По широкому двору, обставленному амбарами, бежала женщина и слышен был ее молодой голос: «Приехали! Приехали!»
Но как только серая фигура Васи показалась на пороге калитки, женщина взмахнула руками, — точно на льду поскользнулась, — и уже молча, опрометью бросилась в дом. За нею, смущенный таким приемом, шел гость, и позади Семен с корзинкой, отчаянно отбиваясь кнутом от множества лохматых и шершавых собак, сбегавшихся из дальних углов двора.
В темных сенях, куда прокрадывался скудный свет из щели в дверях, за которыми слышался шепот, — приезжим заступила дорогу фигура в рясе. «Извините… хозяина усадьбы в настоящую минуту нет дома. Позвольте мне осведомиться, по какому случаю…»
— Да ведь это — Васька Белоконский! Чёрт! Какими судьбами?

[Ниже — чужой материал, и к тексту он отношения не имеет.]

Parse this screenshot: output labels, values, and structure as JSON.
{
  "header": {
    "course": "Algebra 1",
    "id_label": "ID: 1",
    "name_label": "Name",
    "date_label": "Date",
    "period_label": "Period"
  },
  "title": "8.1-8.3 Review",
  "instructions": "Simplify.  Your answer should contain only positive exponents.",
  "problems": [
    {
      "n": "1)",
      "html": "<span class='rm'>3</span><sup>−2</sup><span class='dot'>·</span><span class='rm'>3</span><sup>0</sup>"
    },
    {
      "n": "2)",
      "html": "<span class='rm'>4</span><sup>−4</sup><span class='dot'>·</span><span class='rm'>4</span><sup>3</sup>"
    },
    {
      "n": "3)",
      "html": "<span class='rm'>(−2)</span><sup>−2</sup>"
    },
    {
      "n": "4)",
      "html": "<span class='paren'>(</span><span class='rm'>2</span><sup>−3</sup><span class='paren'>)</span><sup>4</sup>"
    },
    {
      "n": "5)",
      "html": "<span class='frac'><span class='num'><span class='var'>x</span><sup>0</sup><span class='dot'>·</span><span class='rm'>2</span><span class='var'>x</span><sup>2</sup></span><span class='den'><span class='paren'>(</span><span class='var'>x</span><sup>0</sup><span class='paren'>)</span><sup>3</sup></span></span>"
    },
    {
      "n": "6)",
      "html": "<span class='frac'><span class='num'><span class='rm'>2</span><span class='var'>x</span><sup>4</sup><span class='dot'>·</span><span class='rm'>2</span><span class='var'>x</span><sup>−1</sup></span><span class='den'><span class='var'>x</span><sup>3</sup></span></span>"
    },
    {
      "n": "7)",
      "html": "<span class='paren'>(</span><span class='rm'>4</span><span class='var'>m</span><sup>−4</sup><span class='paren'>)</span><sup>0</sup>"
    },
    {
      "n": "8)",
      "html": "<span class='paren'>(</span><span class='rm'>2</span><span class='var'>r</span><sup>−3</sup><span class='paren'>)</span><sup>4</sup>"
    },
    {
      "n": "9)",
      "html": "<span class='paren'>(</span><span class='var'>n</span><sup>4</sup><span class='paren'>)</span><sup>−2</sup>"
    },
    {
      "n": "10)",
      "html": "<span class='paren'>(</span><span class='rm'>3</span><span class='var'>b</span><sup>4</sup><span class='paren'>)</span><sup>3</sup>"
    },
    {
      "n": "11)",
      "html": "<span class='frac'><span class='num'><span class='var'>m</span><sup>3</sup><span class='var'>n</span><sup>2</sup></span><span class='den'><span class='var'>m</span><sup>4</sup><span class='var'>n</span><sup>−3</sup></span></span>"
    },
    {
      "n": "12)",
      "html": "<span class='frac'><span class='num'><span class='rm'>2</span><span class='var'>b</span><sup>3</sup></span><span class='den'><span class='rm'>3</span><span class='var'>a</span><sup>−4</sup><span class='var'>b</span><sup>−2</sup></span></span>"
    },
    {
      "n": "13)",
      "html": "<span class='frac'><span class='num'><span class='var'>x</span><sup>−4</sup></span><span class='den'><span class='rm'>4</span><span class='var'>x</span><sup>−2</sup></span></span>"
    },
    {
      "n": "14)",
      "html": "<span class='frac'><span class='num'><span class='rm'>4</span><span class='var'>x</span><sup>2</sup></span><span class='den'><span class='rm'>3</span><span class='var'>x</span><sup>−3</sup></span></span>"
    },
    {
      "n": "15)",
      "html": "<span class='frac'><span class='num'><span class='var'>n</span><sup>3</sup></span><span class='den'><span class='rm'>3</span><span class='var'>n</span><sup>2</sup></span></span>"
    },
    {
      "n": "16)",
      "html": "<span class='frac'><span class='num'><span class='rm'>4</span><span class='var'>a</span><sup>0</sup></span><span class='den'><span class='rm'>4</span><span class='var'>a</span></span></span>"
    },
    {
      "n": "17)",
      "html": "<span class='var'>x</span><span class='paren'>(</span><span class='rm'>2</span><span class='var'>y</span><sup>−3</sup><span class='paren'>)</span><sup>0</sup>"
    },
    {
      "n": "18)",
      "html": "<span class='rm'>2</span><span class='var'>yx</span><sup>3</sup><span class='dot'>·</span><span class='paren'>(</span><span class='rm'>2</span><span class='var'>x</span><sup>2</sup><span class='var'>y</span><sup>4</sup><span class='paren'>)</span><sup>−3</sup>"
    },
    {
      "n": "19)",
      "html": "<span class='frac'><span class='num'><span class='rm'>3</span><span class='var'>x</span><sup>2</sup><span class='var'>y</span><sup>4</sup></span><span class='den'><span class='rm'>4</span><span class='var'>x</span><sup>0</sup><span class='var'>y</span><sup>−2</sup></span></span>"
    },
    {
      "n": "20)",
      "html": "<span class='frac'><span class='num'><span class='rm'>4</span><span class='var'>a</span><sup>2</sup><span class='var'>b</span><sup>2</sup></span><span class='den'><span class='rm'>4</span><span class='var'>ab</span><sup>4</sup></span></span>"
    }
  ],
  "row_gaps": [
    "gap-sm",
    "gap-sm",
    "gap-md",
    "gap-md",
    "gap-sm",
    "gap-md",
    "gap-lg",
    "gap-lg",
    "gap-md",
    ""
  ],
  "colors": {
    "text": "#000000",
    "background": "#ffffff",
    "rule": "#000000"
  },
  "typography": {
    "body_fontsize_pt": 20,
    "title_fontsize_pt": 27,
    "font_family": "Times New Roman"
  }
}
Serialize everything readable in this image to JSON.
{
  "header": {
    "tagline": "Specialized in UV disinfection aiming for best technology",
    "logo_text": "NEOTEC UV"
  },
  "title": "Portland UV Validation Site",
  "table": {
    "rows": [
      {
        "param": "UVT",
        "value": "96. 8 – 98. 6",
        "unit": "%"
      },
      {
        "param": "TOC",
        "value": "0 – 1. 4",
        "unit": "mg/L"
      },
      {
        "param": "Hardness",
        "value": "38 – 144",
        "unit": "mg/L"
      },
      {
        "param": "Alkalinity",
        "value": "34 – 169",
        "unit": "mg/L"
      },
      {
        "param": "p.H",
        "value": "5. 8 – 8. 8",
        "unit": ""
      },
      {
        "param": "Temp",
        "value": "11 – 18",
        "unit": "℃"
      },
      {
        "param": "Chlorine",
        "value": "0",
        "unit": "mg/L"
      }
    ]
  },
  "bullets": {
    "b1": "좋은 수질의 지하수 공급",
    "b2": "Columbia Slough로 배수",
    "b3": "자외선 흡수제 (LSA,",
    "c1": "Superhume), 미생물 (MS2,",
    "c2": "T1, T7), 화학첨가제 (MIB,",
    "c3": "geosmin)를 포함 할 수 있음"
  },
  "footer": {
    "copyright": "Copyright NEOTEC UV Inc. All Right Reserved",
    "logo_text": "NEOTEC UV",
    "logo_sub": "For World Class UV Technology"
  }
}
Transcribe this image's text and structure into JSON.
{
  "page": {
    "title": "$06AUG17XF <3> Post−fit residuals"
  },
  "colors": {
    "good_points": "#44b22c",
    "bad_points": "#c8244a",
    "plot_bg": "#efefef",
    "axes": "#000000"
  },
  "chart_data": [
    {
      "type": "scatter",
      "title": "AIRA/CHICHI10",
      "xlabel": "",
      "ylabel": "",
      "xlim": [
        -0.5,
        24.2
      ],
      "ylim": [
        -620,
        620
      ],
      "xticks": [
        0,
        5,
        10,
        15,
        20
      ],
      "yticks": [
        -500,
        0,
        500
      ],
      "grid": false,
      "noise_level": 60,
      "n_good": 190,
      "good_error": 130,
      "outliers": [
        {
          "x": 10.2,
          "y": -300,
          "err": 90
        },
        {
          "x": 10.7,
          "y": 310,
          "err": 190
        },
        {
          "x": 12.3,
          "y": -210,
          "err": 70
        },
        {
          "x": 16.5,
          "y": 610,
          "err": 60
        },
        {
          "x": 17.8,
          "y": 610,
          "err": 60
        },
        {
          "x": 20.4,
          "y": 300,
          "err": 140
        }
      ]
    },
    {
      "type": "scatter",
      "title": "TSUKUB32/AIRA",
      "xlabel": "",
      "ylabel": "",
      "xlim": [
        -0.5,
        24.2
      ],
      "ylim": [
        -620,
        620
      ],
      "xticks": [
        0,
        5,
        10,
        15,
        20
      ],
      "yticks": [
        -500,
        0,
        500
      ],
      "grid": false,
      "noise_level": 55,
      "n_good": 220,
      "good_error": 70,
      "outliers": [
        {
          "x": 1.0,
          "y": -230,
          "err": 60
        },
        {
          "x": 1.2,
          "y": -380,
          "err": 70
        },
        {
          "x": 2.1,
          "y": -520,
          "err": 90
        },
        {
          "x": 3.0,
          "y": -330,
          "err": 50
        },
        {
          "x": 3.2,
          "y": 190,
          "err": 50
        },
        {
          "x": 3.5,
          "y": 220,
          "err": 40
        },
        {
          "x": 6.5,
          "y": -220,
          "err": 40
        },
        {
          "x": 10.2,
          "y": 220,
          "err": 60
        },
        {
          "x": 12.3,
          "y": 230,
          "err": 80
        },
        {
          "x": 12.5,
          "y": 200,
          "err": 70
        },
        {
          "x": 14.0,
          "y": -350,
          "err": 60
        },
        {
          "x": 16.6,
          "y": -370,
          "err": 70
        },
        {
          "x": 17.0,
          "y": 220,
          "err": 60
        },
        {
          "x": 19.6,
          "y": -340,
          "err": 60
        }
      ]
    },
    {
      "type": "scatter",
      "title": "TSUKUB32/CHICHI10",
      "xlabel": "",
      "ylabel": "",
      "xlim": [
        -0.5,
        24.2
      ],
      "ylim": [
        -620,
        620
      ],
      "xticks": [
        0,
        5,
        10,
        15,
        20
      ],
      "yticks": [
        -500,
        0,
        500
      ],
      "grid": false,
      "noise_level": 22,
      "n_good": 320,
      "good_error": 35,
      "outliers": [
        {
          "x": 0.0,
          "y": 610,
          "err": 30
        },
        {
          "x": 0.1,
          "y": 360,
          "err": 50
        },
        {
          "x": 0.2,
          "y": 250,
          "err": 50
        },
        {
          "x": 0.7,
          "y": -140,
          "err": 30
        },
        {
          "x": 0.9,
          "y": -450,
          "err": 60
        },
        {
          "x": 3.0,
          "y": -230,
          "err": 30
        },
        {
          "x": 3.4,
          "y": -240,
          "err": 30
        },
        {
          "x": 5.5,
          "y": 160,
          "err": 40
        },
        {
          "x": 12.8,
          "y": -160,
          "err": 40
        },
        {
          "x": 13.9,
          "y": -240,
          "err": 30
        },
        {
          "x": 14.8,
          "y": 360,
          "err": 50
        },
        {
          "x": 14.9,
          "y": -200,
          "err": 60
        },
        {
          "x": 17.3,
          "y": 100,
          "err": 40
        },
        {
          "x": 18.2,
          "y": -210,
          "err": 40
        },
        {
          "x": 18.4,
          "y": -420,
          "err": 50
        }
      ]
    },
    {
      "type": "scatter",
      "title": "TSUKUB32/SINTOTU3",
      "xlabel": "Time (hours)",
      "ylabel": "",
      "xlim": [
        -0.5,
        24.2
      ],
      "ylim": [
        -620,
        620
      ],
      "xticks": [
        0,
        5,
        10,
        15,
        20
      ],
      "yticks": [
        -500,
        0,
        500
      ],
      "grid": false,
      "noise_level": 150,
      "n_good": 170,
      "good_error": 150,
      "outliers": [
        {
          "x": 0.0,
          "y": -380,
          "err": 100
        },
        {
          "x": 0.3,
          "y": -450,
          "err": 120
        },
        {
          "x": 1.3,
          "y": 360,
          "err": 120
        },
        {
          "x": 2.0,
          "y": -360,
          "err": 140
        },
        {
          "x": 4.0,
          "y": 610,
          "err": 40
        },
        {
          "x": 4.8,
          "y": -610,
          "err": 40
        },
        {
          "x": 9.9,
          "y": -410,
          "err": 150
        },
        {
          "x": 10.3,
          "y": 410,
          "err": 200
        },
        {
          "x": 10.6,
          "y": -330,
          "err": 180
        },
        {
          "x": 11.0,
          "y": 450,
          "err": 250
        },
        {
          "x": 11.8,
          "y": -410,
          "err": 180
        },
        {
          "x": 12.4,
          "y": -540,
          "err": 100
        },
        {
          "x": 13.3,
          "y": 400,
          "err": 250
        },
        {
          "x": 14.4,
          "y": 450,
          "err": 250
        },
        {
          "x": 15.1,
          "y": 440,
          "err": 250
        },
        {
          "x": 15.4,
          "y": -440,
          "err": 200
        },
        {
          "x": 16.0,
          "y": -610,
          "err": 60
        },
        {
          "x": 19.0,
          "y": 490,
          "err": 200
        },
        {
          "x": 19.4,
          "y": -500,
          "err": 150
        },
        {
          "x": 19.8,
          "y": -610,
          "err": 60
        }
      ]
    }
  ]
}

Дверь широко распахнулась и из нее впереди целой толпы вынесся студент Бесарабцев.
— Голубчик ты мой! Откуда? Один? А мама? А Катя? — закидала вопросами хозяйка, — маленькая, бледная женщина с серыми от ранних седин волосами.
— Да оставьте вы его, — вступился студент, — малому есть, небось, хочется с дороги, а вы к нему с Катей да мамой… Откуда? Из Петербурга прямо. Надолго в наши края?
— Мне спрашивать нельзя, а сам накинулся, — обиделась Марья Федоровна и отошла к столу с остывающим самоваром.
— Да вы, маменька, хоть жиденького налейте, а я тем часом живо поставлю.
И хорошенькая молодичка, повязанная кумачовым платком, подхватила ведерный самовар своими сильными, загорелыми руками и исчезла с ним в кухне.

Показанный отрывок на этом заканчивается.